MAVRL: Learn to Fly in Cluttered Environments with Varying Speed
Hang Yu, Christophe De Wagter, Guido C. H. E de Croon
TL;DR
MAVRL tackles obstacle avoidance in cluttered drone environments by coupling a memory-augmented latent representation of depth images with a varying-speed reinforcement learning policy. Depth data are encoded by a VAE into $N_e=64$, then processed by an LSTM to produce a memory-rich latent $z_t$ with $N_l=256$, enabling reconstruction of past, present, and some future depth maps. The policy, trained with PPO, uses this latent along with state and target information to output 3D acceleration commands, which are translated into body-rate commands via MPC; the reward structure emphasizes safe, efficient progress and smoother control.
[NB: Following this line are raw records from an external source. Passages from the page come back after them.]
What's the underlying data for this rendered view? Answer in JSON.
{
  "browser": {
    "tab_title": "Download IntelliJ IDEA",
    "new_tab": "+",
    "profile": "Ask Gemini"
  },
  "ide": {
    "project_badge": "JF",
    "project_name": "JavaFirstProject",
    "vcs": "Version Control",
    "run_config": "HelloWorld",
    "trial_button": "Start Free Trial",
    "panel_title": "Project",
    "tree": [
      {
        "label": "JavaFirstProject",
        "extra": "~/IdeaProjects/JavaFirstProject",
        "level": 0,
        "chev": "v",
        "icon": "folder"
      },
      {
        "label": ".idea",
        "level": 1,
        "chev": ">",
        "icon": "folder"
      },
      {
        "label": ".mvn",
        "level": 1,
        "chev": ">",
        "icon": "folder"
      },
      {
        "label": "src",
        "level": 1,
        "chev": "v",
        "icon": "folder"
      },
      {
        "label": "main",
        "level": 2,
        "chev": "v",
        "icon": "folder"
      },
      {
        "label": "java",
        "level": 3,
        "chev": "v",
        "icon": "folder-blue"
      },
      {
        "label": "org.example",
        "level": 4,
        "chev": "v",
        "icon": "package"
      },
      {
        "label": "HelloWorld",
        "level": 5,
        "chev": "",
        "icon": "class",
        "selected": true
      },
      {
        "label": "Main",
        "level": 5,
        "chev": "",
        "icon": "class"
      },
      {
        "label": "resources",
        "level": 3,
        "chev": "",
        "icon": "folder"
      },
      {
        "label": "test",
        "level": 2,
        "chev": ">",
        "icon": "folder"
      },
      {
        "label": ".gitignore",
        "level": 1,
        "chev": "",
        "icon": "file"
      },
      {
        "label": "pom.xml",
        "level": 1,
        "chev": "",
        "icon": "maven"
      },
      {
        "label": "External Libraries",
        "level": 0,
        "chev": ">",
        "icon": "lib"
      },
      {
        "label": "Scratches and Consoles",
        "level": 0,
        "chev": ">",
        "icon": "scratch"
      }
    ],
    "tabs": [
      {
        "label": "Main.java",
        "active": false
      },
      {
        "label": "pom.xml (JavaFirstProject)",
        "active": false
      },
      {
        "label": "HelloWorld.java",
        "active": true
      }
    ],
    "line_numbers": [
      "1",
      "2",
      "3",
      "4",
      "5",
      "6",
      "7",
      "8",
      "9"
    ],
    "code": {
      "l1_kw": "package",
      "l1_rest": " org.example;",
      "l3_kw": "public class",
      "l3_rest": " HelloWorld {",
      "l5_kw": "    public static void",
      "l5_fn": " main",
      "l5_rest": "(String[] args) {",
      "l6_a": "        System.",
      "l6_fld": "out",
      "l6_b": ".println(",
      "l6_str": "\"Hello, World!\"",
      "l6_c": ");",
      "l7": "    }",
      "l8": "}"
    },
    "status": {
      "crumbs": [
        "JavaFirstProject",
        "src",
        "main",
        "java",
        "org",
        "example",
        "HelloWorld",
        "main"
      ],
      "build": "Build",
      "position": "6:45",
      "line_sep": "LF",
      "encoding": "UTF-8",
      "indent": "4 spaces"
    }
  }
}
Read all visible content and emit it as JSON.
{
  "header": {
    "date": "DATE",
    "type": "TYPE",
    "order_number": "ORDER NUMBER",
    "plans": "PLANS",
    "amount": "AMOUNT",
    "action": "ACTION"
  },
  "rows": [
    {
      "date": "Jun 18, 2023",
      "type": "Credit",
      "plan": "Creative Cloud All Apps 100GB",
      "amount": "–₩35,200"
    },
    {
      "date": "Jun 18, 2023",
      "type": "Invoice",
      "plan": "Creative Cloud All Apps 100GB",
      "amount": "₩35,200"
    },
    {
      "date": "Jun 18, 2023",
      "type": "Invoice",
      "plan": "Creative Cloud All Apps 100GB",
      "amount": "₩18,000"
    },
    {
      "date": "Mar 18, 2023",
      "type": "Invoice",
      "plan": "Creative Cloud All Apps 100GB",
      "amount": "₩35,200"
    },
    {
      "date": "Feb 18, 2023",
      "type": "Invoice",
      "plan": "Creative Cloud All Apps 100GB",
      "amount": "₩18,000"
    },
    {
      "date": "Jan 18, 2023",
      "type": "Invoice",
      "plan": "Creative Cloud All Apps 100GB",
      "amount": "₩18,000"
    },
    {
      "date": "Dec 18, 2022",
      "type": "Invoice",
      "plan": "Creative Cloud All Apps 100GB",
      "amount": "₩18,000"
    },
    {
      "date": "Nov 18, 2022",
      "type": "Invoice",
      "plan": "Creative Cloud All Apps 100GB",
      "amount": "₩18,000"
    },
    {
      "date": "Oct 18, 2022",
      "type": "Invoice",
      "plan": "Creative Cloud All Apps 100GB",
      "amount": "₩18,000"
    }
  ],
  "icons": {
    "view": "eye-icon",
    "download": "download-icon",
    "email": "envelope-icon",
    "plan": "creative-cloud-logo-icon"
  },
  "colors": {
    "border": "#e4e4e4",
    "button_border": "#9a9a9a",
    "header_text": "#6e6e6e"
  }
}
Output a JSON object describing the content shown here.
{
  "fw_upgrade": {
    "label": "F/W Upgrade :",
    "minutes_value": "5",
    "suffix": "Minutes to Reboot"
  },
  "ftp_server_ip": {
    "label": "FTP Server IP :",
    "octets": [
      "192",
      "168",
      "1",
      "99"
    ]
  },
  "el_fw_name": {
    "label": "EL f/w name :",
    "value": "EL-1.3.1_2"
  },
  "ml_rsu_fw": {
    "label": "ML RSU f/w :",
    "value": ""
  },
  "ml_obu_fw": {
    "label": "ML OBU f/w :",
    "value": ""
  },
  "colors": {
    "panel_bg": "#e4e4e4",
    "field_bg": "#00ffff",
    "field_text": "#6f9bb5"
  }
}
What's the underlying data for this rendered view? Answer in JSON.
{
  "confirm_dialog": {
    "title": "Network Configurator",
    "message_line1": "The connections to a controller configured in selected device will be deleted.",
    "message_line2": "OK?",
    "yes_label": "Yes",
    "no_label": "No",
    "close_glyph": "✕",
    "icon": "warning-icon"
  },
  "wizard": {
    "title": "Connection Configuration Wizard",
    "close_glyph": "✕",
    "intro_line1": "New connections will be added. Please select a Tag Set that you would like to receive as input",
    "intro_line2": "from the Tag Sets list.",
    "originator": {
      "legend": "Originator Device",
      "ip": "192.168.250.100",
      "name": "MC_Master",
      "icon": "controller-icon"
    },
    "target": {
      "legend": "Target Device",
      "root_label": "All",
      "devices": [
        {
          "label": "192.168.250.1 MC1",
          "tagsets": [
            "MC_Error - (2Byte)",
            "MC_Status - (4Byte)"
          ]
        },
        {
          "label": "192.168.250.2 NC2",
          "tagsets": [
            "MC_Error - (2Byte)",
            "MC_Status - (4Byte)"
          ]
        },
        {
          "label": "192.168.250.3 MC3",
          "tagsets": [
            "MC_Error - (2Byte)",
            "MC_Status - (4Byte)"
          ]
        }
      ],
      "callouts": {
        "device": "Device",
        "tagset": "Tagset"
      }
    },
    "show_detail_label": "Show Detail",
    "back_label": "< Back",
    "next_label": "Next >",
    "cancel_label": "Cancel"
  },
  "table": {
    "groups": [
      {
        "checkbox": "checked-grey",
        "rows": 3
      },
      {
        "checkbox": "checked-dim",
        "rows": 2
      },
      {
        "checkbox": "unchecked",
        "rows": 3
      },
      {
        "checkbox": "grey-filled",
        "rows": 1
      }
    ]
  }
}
AvoidBench-based simulations with progressively increasing obstacle density demonstrate that the memory-augmented, varying-speed approach outperforms fixed-speed baselines and existing methods, with real-world deployment requiring only minimal fine-tuning of the perception modules. This work advances practical autonomous flight by integrating memory, adaptive speed, and a physics-informed control loop for robust obstacle avoidance in real-world clutter.
Abstract
Many existing obstacle avoidance algorithms overlook the crucial balance between safety and agility, especially in environments of varying complexity. In our study, we introduce an obstacle avoidance pipeline based on reinforcement learning. This pipeline enables drones to adapt their flying speed according to the environmental complexity. Moreover, to improve the obstacle avoidance performance in cluttered environments, we propose a novel latent space. The latent space in this representation is explicitly trained to retain memory of previous depth map observations. Our findings confirm that varying speed leads to a superior balance of success rate and agility in cluttered environments. Additionally, our memory-augmented latent representation outperforms the latent representation commonly used in reinforcement learning. Finally, after minimal fine-tuning, we successfully deployed our network on a real drone for enhanced obstacle avoidance.